When we attempt to assess the modern malaise we are tempted to say: “An enemy hath done this thing.” But the truth of the matter is that we have done it to ourselves—the actively guilty, the passively guilty, the ignorant, the stupid, and all the innocent bystanders—we are all in this thing together. Every society has its characteristic pecking order, and ours is no exception. Certain men, certain ideas, certain life styles are at the top of the pecking order; the masses admire and seek to emulate these men, ideas and life styles. If these ideas and styles are not life enhancing, there is frustration and thwarting at the deep levels of human nature and a whole society is sidetracked. The Remnant who keep the faith are superfluous; society has no use for their services. Such a society will necessarily get Leviathan—a government which matches its warped and ill-favored nature. Edmund Burke puts the matter plainly in a letter to a constituent in Bristol:

Believe me, it is a great truth, that there never was, for any long time, a corrupt representative of a virtuous people; or a mean, sluggish, careless people that ever had a good government of any form. If it be true in any degree, that the governors form the people, I am certain it is as true that the people in their turn impart their characters to their rulers. Such as you are, sooner or later, must parliament be.

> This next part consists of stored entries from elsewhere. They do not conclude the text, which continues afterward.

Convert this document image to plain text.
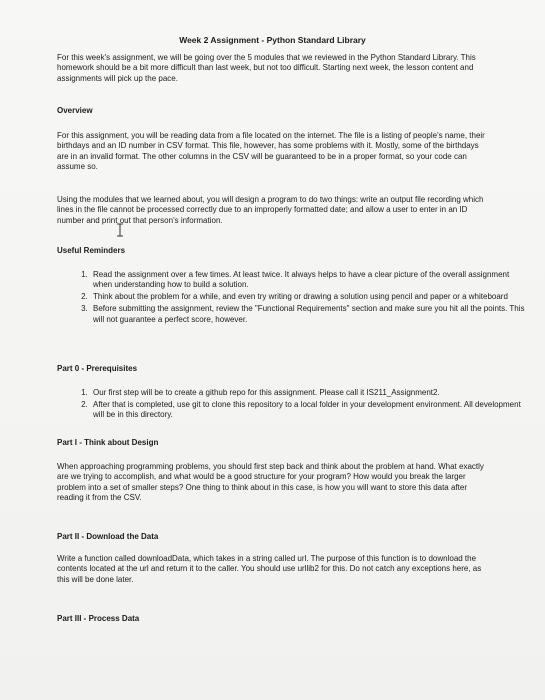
Week 2 Assignment - Python Standard Library

For this week's assignment, we will be going over the 5 modules that we reviewed in the Python Standard Library. This homework should be a bit more difficult than last week, but not too difficult. Starting next week, the lesson content and assignments will pick up the pace.

Overview

For this assignment, you will be reading data from a file located on the internet. The file is a listing of people's name, their birthdays and an ID number in CSV format. This file, however, has some problems with it. Mostly, some of the birthdays are in an invalid format. The other columns in the CSV will be guaranteed to be in a proper format, so your code can assume so.

Using the modules that we learned about, you will design a program to do two things: write an output file recording which lines in the file cannot be processed correctly due to an improperly formatted date; and allow a user to enter in an ID number and print out that person's information.

Useful Reminders

1. Read the assignment over a few times. At least twice. It always helps to have a clear picture of the overall assignment when understanding how to build a solution.
2. Think about the problem for a while, and even try writing or drawing a solution using pencil and paper or a whiteboard
3. Before submitting the assignment, review the "Functional Requirements" section and make sure you hit all the points. This will not guarantee a perfect score, however.

Part 0 - Prerequisites

1. Our first step will be to create a github repo for this assignment. Please call it IS211_Assignment2.
2. After that is completed, use git to clone this repository to a local folder in your development environment. All development will be in this directory.

Part I - Think about Design

When approaching programming problems, you should first step back and think about the problem at hand. What exactly are we trying to accomplish, and what would be a good structure for your program? How would you break the larger problem into a set of smaller steps? One thing to think about in this case, is how you will want to store this data after reading it from the CSV.

Part II - Download the Data

Write a function called downloadData, which takes in a string called url. The purpose of this function is to download the contents located at the url and return it to the caller. You should use urllib2 for this. Do not catch any exceptions here, as this will be done later.

Part III - Process Data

Civilizations rise and fall. Why this occurs is the subject of learned speculation and debate. There is little unanimity among scholars, who disagree among themselves even as to the yardsticks by which decline and progress might be measured. But even though the overall movement of a civilization as a whole cannot be detected by those within it, there are two trends in the modern world in all progressive countries, where the facts are clear; the first has to do with politics, the second with economics. The thrust of eighteenth century Whiggery and of Classical Liberalism was to pry various sectors of life out from under the yoke of the State, to free them from political controls. The aim was to shrink government to a limited, constabulary function. The twentieth century has reversed this trend, with a vengeance. The theory of the free society has come under increasing attack, and totalitarian governments have emerged in nation after nation.

As Classical Liberalism expanded the voluntary sector of society the economic controls of the Mercantilist era were removed from business, industry, and agriculture. Adam Smith demonstrated that—within the framework of the Rule of Law, which Liberalism supplied—the economic order was subtly regulated by the buying habits of consumers; and the free economy began to emerge within western nations. Freedom in economic transactions was never fully achieved in any nation, but we made greater progress in that direction in the United States than elsewhere, and we paid lip service to the ideal of the market economy. But ideals change. Freedom did not bring about utopia and in the aftermath of this disappointment, a new scheme captured the imagination of the intellectuals—national planning for the achievement of national purposes and goals. The New Deal marked a major change in the popular attitude toward the free economy; efforts to frame the rules necessary for attaining competition in the marketplace gave way to the urge to put the marketplace under bureaucratic regulation. The free economy is now being phased out, step by step.

I am a believer in the free society and in the free economy. The free society is to my taste because I like its variety, the diversity it encourages, the spontaneity it permits. And I like the free economy because it is more productive than any alternative; people eat better, have more things, are more secure in their possessions. Freedom works, and therefore I resist the collectivizing trends of the twentieth century which would transform people into creatures of the State. But my belief in freedom is grounded, ultimately, on my reading of the nature of the human person. Man, I believe, is a created being; there is a sacred essence in him. Man is on this planet in consequence of a mighty plan—of whose outlines we may gain faint intimations—and his life is used to further a vast purpose—of which we are given an occasional clue. If man is indeed a created being, and the members of a society act upon their belief that such is their nature, they will begin to frame political theories consonant with their convictions. They will erect political structures designed to safeguard the sacred essence in each person; the law will attempt to maximize each person’s opportunity to realize his earthly goals. Believing that God wills men to be free, such a society will regard any trespass on the true liberty of even the lowliest individual to be a thwarting of some intent of the Creator. The deep conviction that each human being is a person and not a thing will generate ideas of equal, inherent rights; and this central dogma will exert pressure on personal attitude and conduct, on government and law, on every level of the free society, to bring all into harmony with the key belief that man is a created being.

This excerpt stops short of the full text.